Organisations syndicales présentes : CGT, FO, CFDT, UNSA, FSU, CFE-CGC, FAFPT.
Employeurs : employeurs territoriaux. FPH
Administrations : DIESE, DGOS, DGCL
Introduction
François CHARMONT (DGAFP) rappelle en introduction que l’objectif de ce premier groupe de travail (GT) est d’ouvrir la réflexion « sans stress » : il ne s’agit pas aujourd’hui de tout décider ni de tout régler.
Le contexte est marqué par une actualité dense autour de l’intelligence artificielle (IA), avec notamment la tenue prochaine d’un salon technologique dans lequel le gouvernement est fortement impliqué. La forme que prendra la suite des travaux reste à définir.
En interne, l’IA peut parfois sembler lointaine, mais ce n’est plus le cas. Elle est déjà une réalité dans certaines administrations et services publics, où elle est utilisée de manière concrète. De nombreux agents y ont recours, notamment via des outils accessibles gratuitement.
Les organisations syndicales ont elles aussi investi le sujet depuis un certain temps. Il s’agit d’un domaine complexe, en constante évolution. Aujourd’hui, l’IA – et particulièrement les IA génératives – représente un enjeu central.
L’IA peut constituer une opportunité pour améliorer les processus, faciliter le travail des agents et rehausser la qualité du service rendu, par exemple dans les fonctions d’accueil et de renseignement.
Mais elle peut aussi être source de tensions et de risques qu’il est essentiel d’identifier pour mieux les anticiper ou, si possible, les atténuer : risques de biais, enjeux budgétaires, environnementaux, questions de sécurité, de souveraineté sur les données, les outils et les infrastructures critiques pour la France.
Les impacts sur le travail sont bien réels, mais très contrastés : ils concernent à la fois le contenu du travail et sa qualité, les formes d’expertise mobilisées, les processus d’apprentissage (y compris dans l’éducation), la conservation et la transmission des savoirs, ainsi que les relations humaines.
Ils interrogent aussi le sens du travail, la reconnaissance, l’autonomie, et touchent tous les environnements professionnels – y compris ceux impliquant des partenaires privés.
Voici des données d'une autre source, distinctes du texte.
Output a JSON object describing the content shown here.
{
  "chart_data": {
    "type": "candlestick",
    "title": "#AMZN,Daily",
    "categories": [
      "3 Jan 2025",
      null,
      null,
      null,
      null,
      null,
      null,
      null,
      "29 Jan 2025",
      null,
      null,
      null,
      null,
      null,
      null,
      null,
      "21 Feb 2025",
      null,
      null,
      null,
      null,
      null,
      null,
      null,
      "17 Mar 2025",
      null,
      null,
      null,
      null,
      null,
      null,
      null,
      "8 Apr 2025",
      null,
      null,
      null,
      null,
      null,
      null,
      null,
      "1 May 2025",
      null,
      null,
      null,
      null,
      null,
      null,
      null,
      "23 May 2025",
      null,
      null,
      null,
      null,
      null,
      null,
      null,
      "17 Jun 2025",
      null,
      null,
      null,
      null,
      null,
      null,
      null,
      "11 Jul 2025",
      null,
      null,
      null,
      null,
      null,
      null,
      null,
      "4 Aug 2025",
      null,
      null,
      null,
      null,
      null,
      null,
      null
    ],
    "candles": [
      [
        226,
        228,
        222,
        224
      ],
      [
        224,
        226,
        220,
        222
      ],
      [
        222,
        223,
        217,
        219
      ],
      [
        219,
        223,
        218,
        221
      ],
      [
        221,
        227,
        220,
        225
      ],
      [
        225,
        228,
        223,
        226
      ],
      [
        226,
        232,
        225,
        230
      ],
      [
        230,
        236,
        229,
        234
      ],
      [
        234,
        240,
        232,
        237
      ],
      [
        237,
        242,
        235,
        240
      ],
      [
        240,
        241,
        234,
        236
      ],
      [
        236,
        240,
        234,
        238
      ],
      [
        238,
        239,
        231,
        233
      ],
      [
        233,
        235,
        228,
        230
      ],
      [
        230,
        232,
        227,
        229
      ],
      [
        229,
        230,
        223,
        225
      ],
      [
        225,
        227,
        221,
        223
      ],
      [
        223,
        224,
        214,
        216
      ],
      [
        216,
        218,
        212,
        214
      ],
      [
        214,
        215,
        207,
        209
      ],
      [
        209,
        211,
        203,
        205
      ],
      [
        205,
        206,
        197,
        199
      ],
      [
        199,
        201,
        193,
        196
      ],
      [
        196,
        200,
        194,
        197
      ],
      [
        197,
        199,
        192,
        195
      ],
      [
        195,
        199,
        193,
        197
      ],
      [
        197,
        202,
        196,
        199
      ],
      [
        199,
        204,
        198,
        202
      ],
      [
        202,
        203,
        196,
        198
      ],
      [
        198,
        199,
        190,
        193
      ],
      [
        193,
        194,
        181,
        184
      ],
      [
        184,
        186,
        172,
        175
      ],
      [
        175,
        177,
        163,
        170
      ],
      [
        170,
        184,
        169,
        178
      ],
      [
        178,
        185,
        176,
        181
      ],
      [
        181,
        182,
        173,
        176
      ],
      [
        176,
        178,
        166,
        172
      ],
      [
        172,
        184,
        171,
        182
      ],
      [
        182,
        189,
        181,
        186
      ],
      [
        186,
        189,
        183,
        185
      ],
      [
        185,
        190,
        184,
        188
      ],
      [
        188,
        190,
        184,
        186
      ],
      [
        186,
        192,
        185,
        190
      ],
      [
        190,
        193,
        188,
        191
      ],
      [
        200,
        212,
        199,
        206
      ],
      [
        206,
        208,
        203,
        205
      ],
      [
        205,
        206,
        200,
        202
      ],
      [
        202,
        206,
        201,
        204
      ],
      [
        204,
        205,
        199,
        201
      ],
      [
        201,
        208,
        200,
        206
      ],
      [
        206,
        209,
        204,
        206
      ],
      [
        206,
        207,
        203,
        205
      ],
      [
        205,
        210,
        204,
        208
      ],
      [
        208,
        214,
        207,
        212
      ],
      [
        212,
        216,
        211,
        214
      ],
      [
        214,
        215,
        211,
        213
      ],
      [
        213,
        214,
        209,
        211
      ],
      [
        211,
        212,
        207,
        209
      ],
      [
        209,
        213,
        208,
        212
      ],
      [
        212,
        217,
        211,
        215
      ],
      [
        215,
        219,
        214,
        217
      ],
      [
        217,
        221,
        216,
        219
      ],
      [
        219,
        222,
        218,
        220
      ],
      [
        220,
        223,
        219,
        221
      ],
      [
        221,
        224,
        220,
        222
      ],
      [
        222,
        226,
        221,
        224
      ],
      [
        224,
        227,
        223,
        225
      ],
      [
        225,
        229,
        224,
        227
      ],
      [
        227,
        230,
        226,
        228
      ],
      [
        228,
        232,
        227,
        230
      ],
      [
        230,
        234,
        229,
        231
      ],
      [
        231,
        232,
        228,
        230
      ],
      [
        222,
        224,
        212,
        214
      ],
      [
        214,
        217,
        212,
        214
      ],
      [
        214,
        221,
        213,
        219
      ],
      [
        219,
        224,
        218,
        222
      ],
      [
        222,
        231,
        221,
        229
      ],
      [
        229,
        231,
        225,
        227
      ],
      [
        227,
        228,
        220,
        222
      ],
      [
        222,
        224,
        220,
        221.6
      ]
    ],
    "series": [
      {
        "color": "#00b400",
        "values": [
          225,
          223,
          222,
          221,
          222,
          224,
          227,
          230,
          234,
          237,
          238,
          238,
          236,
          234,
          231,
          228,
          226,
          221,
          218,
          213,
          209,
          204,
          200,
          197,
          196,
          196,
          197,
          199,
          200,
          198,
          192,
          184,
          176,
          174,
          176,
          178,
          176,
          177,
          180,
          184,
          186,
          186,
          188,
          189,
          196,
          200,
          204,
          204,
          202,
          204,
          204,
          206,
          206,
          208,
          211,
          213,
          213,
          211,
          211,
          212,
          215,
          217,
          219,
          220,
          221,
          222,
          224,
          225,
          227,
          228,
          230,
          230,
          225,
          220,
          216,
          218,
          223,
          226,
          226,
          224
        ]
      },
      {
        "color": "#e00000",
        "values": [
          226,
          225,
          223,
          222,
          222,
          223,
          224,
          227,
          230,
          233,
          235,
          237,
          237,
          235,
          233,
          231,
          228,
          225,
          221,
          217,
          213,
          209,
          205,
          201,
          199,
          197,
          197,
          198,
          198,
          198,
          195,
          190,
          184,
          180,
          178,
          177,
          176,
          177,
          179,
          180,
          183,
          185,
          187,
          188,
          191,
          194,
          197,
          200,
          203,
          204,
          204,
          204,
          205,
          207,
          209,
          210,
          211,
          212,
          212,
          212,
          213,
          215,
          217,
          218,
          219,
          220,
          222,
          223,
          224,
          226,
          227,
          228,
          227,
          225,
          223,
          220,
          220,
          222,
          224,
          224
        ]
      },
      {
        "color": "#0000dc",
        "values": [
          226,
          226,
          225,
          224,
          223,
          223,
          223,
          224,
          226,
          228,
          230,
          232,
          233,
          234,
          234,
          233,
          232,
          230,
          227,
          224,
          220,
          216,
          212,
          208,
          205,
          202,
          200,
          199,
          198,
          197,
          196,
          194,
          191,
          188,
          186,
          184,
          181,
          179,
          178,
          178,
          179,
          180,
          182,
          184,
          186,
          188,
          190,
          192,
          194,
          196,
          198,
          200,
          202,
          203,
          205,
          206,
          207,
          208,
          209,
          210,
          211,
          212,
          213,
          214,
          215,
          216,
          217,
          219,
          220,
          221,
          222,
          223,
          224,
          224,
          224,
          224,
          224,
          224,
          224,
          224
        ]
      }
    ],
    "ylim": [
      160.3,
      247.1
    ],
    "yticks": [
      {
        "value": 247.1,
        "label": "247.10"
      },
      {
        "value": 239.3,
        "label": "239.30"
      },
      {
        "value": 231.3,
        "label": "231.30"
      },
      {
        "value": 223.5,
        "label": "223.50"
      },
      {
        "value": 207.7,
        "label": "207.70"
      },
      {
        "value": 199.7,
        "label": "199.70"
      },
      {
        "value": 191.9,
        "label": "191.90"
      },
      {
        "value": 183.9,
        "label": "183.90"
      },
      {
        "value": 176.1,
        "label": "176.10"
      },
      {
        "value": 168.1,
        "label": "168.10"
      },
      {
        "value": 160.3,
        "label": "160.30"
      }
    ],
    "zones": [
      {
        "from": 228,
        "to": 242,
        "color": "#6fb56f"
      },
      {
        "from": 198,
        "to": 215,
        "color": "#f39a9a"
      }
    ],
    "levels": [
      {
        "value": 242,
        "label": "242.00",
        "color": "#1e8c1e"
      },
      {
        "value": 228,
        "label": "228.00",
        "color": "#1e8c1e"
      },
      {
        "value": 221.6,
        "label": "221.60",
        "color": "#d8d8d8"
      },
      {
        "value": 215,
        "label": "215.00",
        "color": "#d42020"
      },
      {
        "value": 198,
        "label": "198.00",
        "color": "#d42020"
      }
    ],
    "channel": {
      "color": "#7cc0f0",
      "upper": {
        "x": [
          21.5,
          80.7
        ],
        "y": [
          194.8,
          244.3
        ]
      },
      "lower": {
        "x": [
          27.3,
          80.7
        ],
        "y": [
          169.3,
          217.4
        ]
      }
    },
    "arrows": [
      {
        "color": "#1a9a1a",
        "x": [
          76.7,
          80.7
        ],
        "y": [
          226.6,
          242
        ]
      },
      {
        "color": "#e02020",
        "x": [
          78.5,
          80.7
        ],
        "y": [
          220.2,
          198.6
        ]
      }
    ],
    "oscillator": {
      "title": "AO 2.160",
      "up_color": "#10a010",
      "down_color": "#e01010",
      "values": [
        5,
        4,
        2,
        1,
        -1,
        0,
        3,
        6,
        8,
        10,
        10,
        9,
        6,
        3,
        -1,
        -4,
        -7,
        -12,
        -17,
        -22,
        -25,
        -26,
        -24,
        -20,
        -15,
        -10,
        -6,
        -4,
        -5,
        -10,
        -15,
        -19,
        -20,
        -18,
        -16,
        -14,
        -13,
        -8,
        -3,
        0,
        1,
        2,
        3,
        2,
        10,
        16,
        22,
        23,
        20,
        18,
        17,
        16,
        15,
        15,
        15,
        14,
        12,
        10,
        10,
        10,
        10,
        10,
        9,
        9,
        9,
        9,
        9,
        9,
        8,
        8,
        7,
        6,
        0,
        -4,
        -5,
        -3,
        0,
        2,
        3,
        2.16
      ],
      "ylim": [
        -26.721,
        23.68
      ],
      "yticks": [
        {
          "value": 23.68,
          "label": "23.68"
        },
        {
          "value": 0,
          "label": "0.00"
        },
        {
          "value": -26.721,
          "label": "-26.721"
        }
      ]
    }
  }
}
L’IA soulève également la question de la productivité : si elle permet de libérer du temps, il faut s’interroger sur ce que l’on en fait. Enfin, elle a des incidences sur les conditions de travail, notamment en matière de risques psychosociaux (RPS).
À la DGAFP, l’enjeu est d’incarner un service public exemplaire dans son usage de l’IA.
Cela suppose une approche fondée sur l’éthique, la transparence, la responsabilité, la sécurité, et avant tout centrée sur l’humain. Il s’agit de s’appuyer sur les valeurs du service public – y compris celles portées par le statut – pour construire une stratégie cohérente.
L’IA pour l’IA n’a pas de sens : les outils qui seront développés à court ou moyen terme doivent avant tout être utiles aux agents et aux usagers. La démarche doit partir du terrain, des besoins concrets, du travail réel dans les administrations, là où l’IA peut faire sens.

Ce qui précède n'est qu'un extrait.